The Old Brewery at Tadcaster was founded in 1758 and is Yorkshire’s oldest brewery. Samuel Smith is one of the few remaining independent breweries in England, and further is the last to utilize the classic Yorkshire Square system of fermentation solely in stone squares.

The rich Samuel Smith strain of yeast at The Old Brewery dates from the early 1900s. Hops are hand-weighed by the master hop blender, and the brewing water is drawn from the original well, sunk over 250 years ago.

First introduced to the U.S. market in 1978 by Merchant du Vin, Samuel Smith beers quickly became the benchmark ales for the emerging craft beer movement. To this day, they remain among the most awarded.

Samuel Smith beers and cider are vegan products, registered with The Vegan Society, as seen here in .pdf. (Stingo is aged in wooden vessels that previously held fined beer, so it’s not registered vegan.)
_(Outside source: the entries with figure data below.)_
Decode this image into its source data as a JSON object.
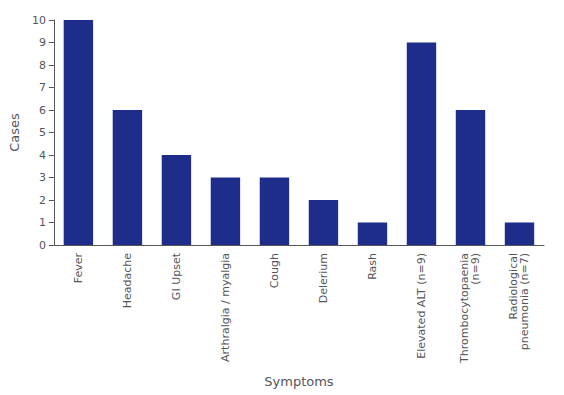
{
  "chart_data": {
    "type": "bar",
    "categories": [
      "Fever",
      "Headache",
      "GI Upset",
      "Arthralgia / myalgia",
      "Cough",
      "Delerium",
      "Rash",
      "Elevated ALT (n=9)",
      "Thrombocytopaenia\n(n=9)",
      "Radiological\npneumonia (n=7)"
    ],
    "values": [
      10,
      6,
      4,
      3,
      3,
      2,
      1,
      9,
      6,
      1
    ],
    "color": "#1f2d8a",
    "xlabel": "Symptoms",
    "ylabel": "Cases",
    "ylim": [
      0,
      10
    ],
    "yticks": [
      0,
      1,
      2,
      3,
      4,
      5,
      6,
      7,
      8,
      9,
      10
    ],
    "grid": false
  }
}
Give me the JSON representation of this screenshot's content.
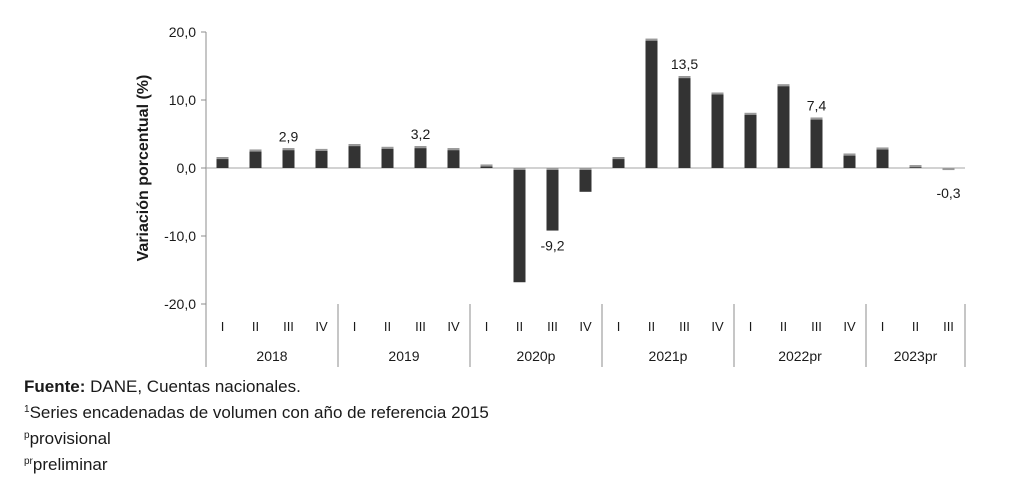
{
  "chart_data": {
    "type": "bar",
    "ylabel": "Variación porcentual (%)",
    "ylim": [
      -20,
      20
    ],
    "yticks": [
      "20,0",
      "10,0",
      "0,0",
      "-10,0",
      "-20,0"
    ],
    "ytick_values": [
      20,
      10,
      0,
      -10,
      -20
    ],
    "groups": [
      {
        "label": "2018",
        "quarters": [
          "I",
          "II",
          "III",
          "IV"
        ],
        "values": [
          1.6,
          2.7,
          2.9,
          2.8
        ]
      },
      {
        "label": "2019",
        "quarters": [
          "I",
          "II",
          "III",
          "IV"
        ],
        "values": [
          3.5,
          3.1,
          3.2,
          2.9
        ]
      },
      {
        "label": "2020p",
        "quarters": [
          "I",
          "II",
          "III",
          "IV"
        ],
        "values": [
          0.5,
          -16.8,
          -9.2,
          -3.5
        ]
      },
      {
        "label": "2021p",
        "quarters": [
          "I",
          "II",
          "III",
          "IV"
        ],
        "values": [
          1.6,
          19.0,
          13.5,
          11.1
        ]
      },
      {
        "label": "2022pr",
        "quarters": [
          "I",
          "II",
          "III",
          "IV"
        ],
        "values": [
          8.1,
          12.3,
          7.4,
          2.1
        ]
      },
      {
        "label": "2023pr",
        "quarters": [
          "I",
          "II",
          "III"
        ],
        "values": [
          3.0,
          0.4,
          -0.3
        ]
      }
    ],
    "data_labels": [
      {
        "group": 0,
        "quarter": 2,
        "text": "2,9"
      },
      {
        "group": 1,
        "quarter": 2,
        "text": "3,2"
      },
      {
        "group": 2,
        "quarter": 2,
        "text": "-9,2"
      },
      {
        "group": 3,
        "quarter": 2,
        "text": "13,5"
      },
      {
        "group": 4,
        "quarter": 2,
        "text": "7,4"
      },
      {
        "group": 5,
        "quarter": 2,
        "text": "-0,3"
      }
    ],
    "bar_color": "#333333",
    "grid": false
  },
  "notes": {
    "source_label": "Fuente:",
    "source_text": " DANE, Cuentas nacionales.",
    "note1_mark": "1",
    "note1_text": "Series encadenadas de volumen con año de referencia 2015",
    "note2_mark": "p",
    "note2_text": "provisional",
    "note3_mark": "pr",
    "note3_text": "preliminar"
  }
}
Beers from Samuel Smith’s Old Brewery have delighted consumers and inspired other brewers for over 250 years. Some of the traditions of this fiercely independent Yorkshire brewery can be seen in the video below: delivery by horse-drawn dray wagons; barrels made by the brewery cooper; and open-topped Yorkshire Square fermenters made of slate.

ORGANIC CIDER – Bright straw-gold with excellent clarity, Samuel Smith’s Organic Cider has a light body with brilliant conditioning, a crisp clean flavor, and a dry finish. The bouquet is fresh apples, with a soft floral note. Certified Organic by the USDA-accredited UK Soil Association. 5% ABV.
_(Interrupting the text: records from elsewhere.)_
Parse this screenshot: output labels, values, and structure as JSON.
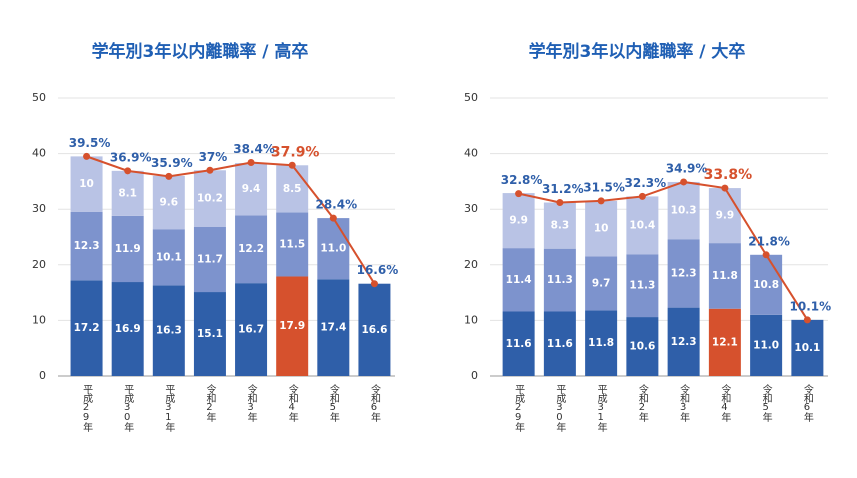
{
  "chart_data": [
    {
      "type": "bar",
      "stacked": true,
      "title": "学年別3年以内離職率 / 高卒",
      "categories": [
        "平成29年",
        "平成30年",
        "平成31年",
        "令和2年",
        "令和3年",
        "令和4年",
        "令和5年",
        "令和6年"
      ],
      "series": [
        {
          "color": "#2f5fa9",
          "bar_colors": [
            null,
            null,
            null,
            null,
            null,
            "#d6512d",
            null,
            null
          ],
          "values": [
            17.2,
            16.9,
            16.3,
            15.1,
            16.7,
            17.9,
            17.4,
            16.6
          ],
          "value_labels": [
            "17.2",
            "16.9",
            "16.3",
            "15.1",
            "16.7",
            "17.9",
            "17.4",
            "16.6"
          ]
        },
        {
          "color": "#7d93cd",
          "values": [
            12.3,
            11.9,
            10.1,
            11.7,
            12.2,
            11.5,
            11.0,
            null
          ],
          "value_labels": [
            "12.3",
            "11.9",
            "10.1",
            "11.7",
            "12.2",
            "11.5",
            "11.0",
            null
          ]
        },
        {
          "color": "#b9c3e5",
          "values": [
            10,
            8.1,
            9.6,
            10.2,
            9.4,
            8.5,
            null,
            null
          ],
          "value_labels": [
            "10",
            "8.1",
            "9.6",
            "10.2",
            "9.4",
            "8.5",
            null,
            null
          ]
        }
      ],
      "line": {
        "type": "line",
        "color": "#d6512d",
        "label_color": "#2f5fa9",
        "highlight": 5,
        "values": [
          39.5,
          36.9,
          35.9,
          37,
          38.4,
          37.9,
          28.4,
          16.6
        ],
        "value_labels": [
          "39.5%",
          "36.9%",
          "35.9%",
          "37%",
          "38.4%",
          "37.9%",
          "28.4%",
          "16.6%"
        ]
      },
      "ylim": [
        0,
        50
      ],
      "yticks": [
        0,
        10,
        20,
        30,
        40,
        50
      ],
      "grid": true
    },
    {
      "type": "bar",
      "stacked": true,
      "title": "学年別3年以内離職率 / 大卒",
      "categories": [
        "平成29年",
        "平成30年",
        "平成31年",
        "令和2年",
        "令和3年",
        "令和4年",
        "令和5年",
        "令和6年"
      ],
      "series": [
        {
          "color": "#2f5fa9",
          "bar_colors": [
            null,
            null,
            null,
            null,
            null,
            "#d6512d",
            null,
            null
          ],
          "values": [
            11.6,
            11.6,
            11.8,
            10.6,
            12.3,
            12.1,
            11.0,
            10.1
          ],
          "value_labels": [
            "11.6",
            "11.6",
            "11.8",
            "10.6",
            "12.3",
            "12.1",
            "11.0",
            "10.1"
          ]
        },
        {
          "color": "#7d93cd",
          "values": [
            11.4,
            11.3,
            9.7,
            11.3,
            12.3,
            11.8,
            10.8,
            null
          ],
          "value_labels": [
            "11.4",
            "11.3",
            "9.7",
            "11.3",
            "12.3",
            "11.8",
            "10.8",
            null
          ]
        },
        {
          "color": "#b9c3e5",
          "values": [
            9.9,
            8.3,
            10,
            10.4,
            10.3,
            9.9,
            null,
            null
          ],
          "value_labels": [
            "9.9",
            "8.3",
            "10",
            "10.4",
            "10.3",
            "9.9",
            null,
            null
          ]
        }
      ],
      "line": {
        "type": "line",
        "color": "#d6512d",
        "label_color": "#2f5fa9",
        "highlight": 5,
        "values": [
          32.8,
          31.2,
          31.5,
          32.3,
          34.9,
          33.8,
          21.8,
          10.1
        ],
        "value_labels": [
          "32.8%",
          "31.2%",
          "31.5%",
          "32.3%",
          "34.9%",
          "33.8%",
          "21.8%",
          "10.1%"
        ]
      },
      "ylim": [
        0,
        50
      ],
      "yticks": [
        0,
        10,
        20,
        30,
        40,
        50
      ],
      "grid": true
    }
  ]
}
ORGANIC PERRY – Dry, sparkling pear cider with clear pale straw colour, smooth body, crisp but rich flavour of ripe pears, and the appealing aroma of a summer pear orchard. The cold fermentation with a wine yeast allows for the delicate pear aroma to shine, in this refreshing, thirst-quenching pear cider. Samuel Smith’s Organic Perry is naturally gluten-free and USDA Certified Organic. Pear juice used to produce Samuel Smith’s Perry contains a mix of varieties selected to balance fresh pear flavor with tartness, acidity, and sweetness. Samuel Smith’s uses a wine yeast strain to ferment Perry, providing a clean finish and highlighting pure pear flavor and aroma all the way through to the finish. 5% ABV.

ORGANIC APRICOT ALE – People have enjoyed apricots since prehistoric times – so long, in fact, that the origin of apricot trees, Prunus armeniaca, is uncertain. Although the scientific name suggests an origin in Armenia some scholars think apricots originated in China. They are now grown around the world where the climate allows. Apricots contribute to a stunning fruit beer: the ripe, aromatic bouquet supports a sweet, summery flavor with just a suggestion of stone-fruit tartness. Samuel Smith’s Organic Apricot Ale is rich and full-bodied; the color is a glowing hazy orange. 5.1% ABV, 14 IBUs.

ORGANIC STRAWBERRY ALE – Strawberries offer a soft and subtle flavor, making the character of this fruit beer extremely sophisticated and refined. The smooth malt and aromatic strawberry flavors merge together in an elegant fashion, with fresh, ripe strawberries shining through. 5.1% ABV, 14 IBUs.

TADDY PORTER – Porter was the first commercially brewed beer. It was named for the train porters who were its original servers and consumers, and became hugely popular in 18th & 19th century Britain. Popularity declined in the 20th century, but Samuel Smith’s Old Brewery, Yorkshire’s oldest, reintroduced authentic porter to the British beer scene in 1979. Since then, Taddy Porter has helped inspire the rebirth of the porter style. Very dark, fairly full in body and packed with flavor. Intense, dry tangy character of roasted barley. 5% ABV, 32 IBUs.

OATMEAL STOUT – At one time promoted as a drink for lactating mothers, oatmeal stout was described as nutritional on early labels. Oats are in the same family as barley, and a small addition yields great flavor and adds smooth body. Popular in the late 1800’s, the last oatmeal stout was brewed before the Second World War until Samuel Smith reintroduced this style in 1980. Almost opaque deep brown color, with an unusually silky texture and complex, medium-dry velvet palate with enticing fruitiness. Finish is, perhaps, bittersweet. 5% ABV, 32 IBUs.

IMPERIAL STOUT – Russian imperial stout was originally brewed in Great Britain to satisfy the Czarist courts, who were great connoisseurs of Champagne, caviar and the art of the table. Because it was transported across the freezing Baltic, Russian imperial stout was brewed with a high level of alcohol. Deep black color; rich, deep flavors of chocolate, roasted barley, and ale fruitiness with hop bitterness in balance: a big yet still elegant ale. Beautiful, long finish – a complex blend of malt, hops, alcohol and yeast. 7% ABV, 35 IBUs.